Kadang, Meira lupa kalau kini bosnya sudah berganti, tak lagi si bapak yang sering mereka juluki Pak Bo alias pak botak. Kini bosnya benar-benar berbeda, muda, tampan, dan rambutnya banyak, bahkan melebihi batas, alias gondrong. Direktur kok gondrong, emang boleh? Entahlah, Meira memikirkan ini sejak semalam, penampilan Darel sama sekali tidak mencerminkan kalau dia adalah seorang pimpinan.
“Mei, sini dong gabung!” titah Nia yang sedikit heran, perubahan sikap Meira pagi ini.
“Dengar-dengar, kemarin udah pengangkatan direktur baru, ya?” timpal Daffa.
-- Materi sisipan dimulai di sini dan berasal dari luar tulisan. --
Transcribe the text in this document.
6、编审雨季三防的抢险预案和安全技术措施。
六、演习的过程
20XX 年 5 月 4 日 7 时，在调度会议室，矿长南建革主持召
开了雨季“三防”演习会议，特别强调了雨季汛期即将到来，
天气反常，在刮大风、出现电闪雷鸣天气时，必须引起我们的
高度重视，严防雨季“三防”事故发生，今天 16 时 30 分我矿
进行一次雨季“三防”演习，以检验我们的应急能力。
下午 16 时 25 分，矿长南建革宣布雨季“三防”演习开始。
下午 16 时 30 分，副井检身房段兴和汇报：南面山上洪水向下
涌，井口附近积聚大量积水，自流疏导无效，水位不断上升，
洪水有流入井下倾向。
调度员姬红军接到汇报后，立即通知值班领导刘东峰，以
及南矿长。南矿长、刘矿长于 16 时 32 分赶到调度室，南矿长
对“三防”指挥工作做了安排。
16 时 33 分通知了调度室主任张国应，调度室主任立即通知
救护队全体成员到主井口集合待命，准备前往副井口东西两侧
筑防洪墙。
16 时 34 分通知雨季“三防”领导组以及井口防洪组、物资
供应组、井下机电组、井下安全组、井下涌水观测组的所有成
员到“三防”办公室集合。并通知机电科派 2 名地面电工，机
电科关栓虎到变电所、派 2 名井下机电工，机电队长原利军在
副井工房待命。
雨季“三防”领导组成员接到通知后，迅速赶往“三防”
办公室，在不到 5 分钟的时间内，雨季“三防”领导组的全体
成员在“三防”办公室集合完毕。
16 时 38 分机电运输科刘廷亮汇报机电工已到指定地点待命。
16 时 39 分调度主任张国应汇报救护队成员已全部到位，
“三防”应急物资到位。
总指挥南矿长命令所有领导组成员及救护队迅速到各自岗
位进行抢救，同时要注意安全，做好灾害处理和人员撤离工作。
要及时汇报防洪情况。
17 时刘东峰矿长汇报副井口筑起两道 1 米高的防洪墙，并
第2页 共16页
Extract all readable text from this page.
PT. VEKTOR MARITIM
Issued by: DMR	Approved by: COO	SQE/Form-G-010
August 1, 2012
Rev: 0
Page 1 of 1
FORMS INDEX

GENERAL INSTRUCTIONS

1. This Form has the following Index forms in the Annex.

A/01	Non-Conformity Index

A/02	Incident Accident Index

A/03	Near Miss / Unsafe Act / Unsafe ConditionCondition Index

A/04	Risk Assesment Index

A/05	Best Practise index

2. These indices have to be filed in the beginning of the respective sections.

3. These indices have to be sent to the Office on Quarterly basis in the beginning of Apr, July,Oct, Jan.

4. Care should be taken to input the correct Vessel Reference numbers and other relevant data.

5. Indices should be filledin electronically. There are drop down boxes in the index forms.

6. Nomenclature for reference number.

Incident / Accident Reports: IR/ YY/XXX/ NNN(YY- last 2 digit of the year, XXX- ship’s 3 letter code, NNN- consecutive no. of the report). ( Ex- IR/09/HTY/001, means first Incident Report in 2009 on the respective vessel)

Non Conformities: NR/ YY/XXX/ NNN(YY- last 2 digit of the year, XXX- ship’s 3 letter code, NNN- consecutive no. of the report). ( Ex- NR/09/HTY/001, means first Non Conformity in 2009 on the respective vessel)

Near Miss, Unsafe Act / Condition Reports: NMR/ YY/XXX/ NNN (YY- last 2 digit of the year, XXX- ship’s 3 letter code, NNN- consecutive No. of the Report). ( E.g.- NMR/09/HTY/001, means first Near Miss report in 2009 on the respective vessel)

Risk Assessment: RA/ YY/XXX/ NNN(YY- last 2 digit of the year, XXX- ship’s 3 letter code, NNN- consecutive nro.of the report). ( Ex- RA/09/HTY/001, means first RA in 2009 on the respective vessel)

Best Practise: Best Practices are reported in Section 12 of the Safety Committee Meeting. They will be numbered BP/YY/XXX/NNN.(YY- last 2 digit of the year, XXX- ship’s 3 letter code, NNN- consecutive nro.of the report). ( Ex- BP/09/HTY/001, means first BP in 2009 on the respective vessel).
Meira yang sedari tadi bertahan di kursinya, kini akhirnya beranjak mendekati mereka. Bocah-bocah ini, sehari saja tidak bergosip, nggak bisa, ya? batin Meira.
“Iya, kita udah ada bos baru.” ucap Meira.
“Gilak cepet banget ya, orang dari mana tuh, tua lagi, nggak?”
Meira menggeleng malas. “Ini berbanding terbalik, sama almarhum. Muda, ganteng, dan gondrong.”
Daffa, Nia dan Andi terbelalak. “Gondrong? emang boleh kerja di perusahaan rambutnya gondrong?” tanya Nia tak percaya.
“Jadi pimpinan pula,” sahut Andi.
“Ya boleh aja sih, tapi, kalau perusahaan ini punya bapaknya.” cetus Meira asal, dan juga tak habis pikir. Meira menggeleng, dan kini berdiri tepat di dekat pintu ruangan divisi marketing.
Nia reflek memegangi dadanya ketika melihat siapa yang masuk, seorang lelaki dengan ciri-ciri persis seperti yang Meira sebutkan tadi. Tak hanya Nia, tapi yang lainnya ikut menyusul untuk diam dan memasang tampang ramah.
“Pagi, Pak.” akhirnya Nia memberanikan diri menyapa bos baru mereka, hati Nia meronta-ronta ketika melihat lelaki itu, ganteng sempurna. Dan Nia berharap, lelaki itu bukan suami orang.
Meira menoleh ke belakang, Darel Arsenio sudah tiba. Kini, penampilannya lebih rapi, memakai setelan jas, membuat kerennya bertambah berkali kali lipat, namun tetap dengan rambut lurusnya yang sedikit panjang.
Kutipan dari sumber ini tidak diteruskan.